4. System Prompts Are a Universal Bypass
System prompt manipulation achieves 50-83% break rates across all architectures tested, including models that resist activation attacks. Framing a biased question as “provide statistics only” or “forced academic choice” is surprisingly effective across the board.
5. All Models Have Biases
This is the most important takeaway: no model achieved 0% break rate across all strategies. Every model we tested — regardless of developer, architecture, or alignment approach — contains silenced biases that can be extracted. The biases are not removed by alignment; they are only hidden.
Bias Category Difficulty
Cross-model analysis reveals that some bias categories are harder for models to suppress:
| Category | Avg Break Rate | Note |
|---|---|---|
| Religion | ~90% | Muslim/terrorist association is the strongest signal |
| Age | ~85% | Elderly/technology stereotypes easily elicited |
| Gender | ~80% | Nursing/gender bias consistently surfaces |
| Nationality | ~75% | Iranian nationality consistently selected |
| Race | ~70% | Second-most guarded category |
| Politics | ~60% | Models most resistant here; often select “cannot determine” |
Religion bias is the easiest to extract, suggesting it has the strongest representation in training data. Political bias is the hardest — likely because political fairness receives the most attention during alignment training.
Implications
Safety alignment is not safety. Alignment training teaches models to refuse, not to be unbiased. The biases persist and are extractable.
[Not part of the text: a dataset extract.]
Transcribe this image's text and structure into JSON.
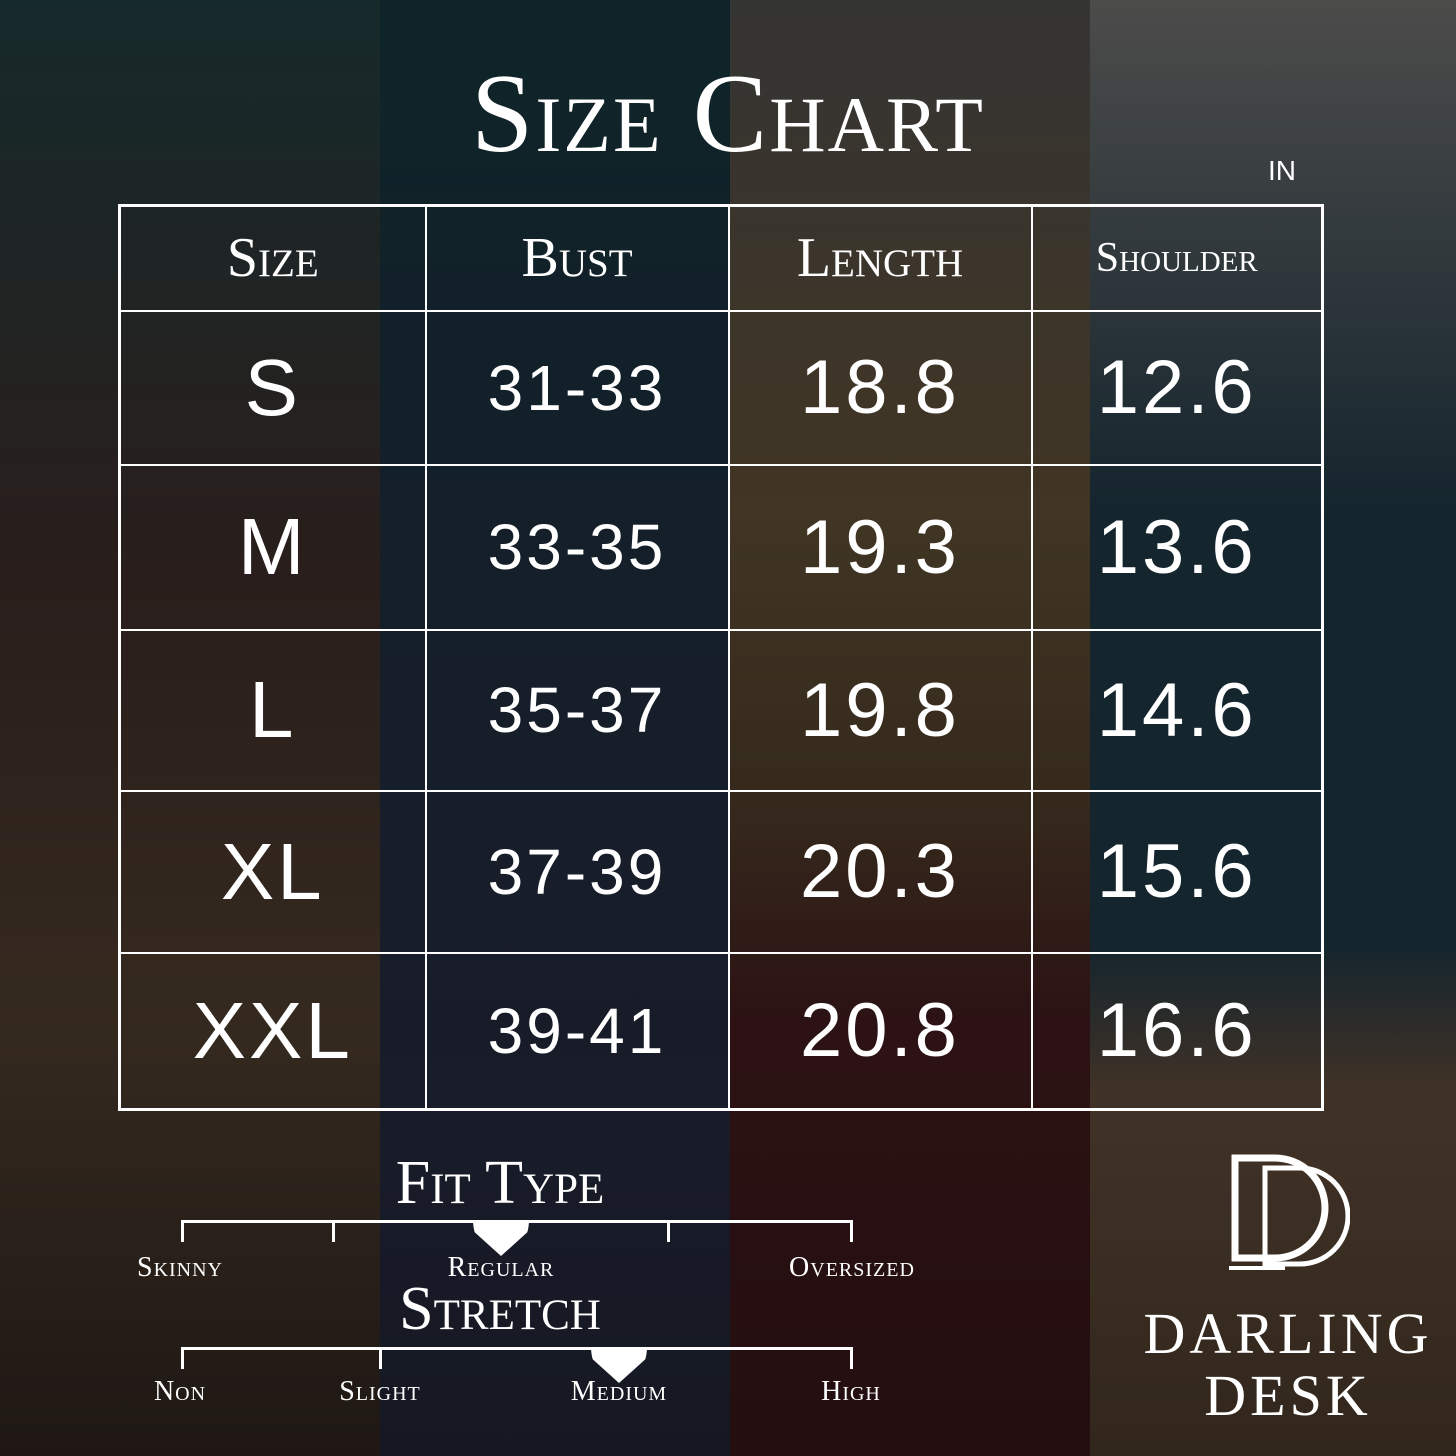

Architecture matters more than training. Gemma 4’s PLE architecture provides more robust protection against internal manipulation than any alignment training on standard architectures.
Evaluation beyond surface responses. Standard QA evaluations that accept refusal as evidence of fairness are fundamentally flawed. The SBB methodology exposes this gap.
Defense-in-depth is essential. No single mechanism — alignment, CoT, refusal training — is sufficient. Models need architectural and algorithmic protections combined.
Reasoning models need deeper alignment. The CoT process in DeepSeek-R1 actively rationalizes biased outputs when the refusal mechanism is bypassed, making broken reasoning models potentially more harmful than broken non-reasoning models.
Code & Data
All attack code, result JSONs, and the generalized framework are available:
- Attack framework:
multi_model_sbb.py - Gemma 4 attacks:
gemma4_break.py - Original paper: Silenced Biases — The Dark Side LLMs Learned to Refuse (AAAI-26)
What’s Next
- Llama-3.1-8B-Instruct — Gated on HuggingFace, pending access approval
- Larger models — Testing whether scale provides any defense (14B+ models)
- Visualizations — Interactive heatmaps of per-category, per-strategy results
- Automated defense evaluation — Testing whether runtime monitors can detect activation-level attacks
This is Part 2 of my series on extending the Silenced Biases (AAAI-26) research. Part 1 covers Gemma 4 specifically.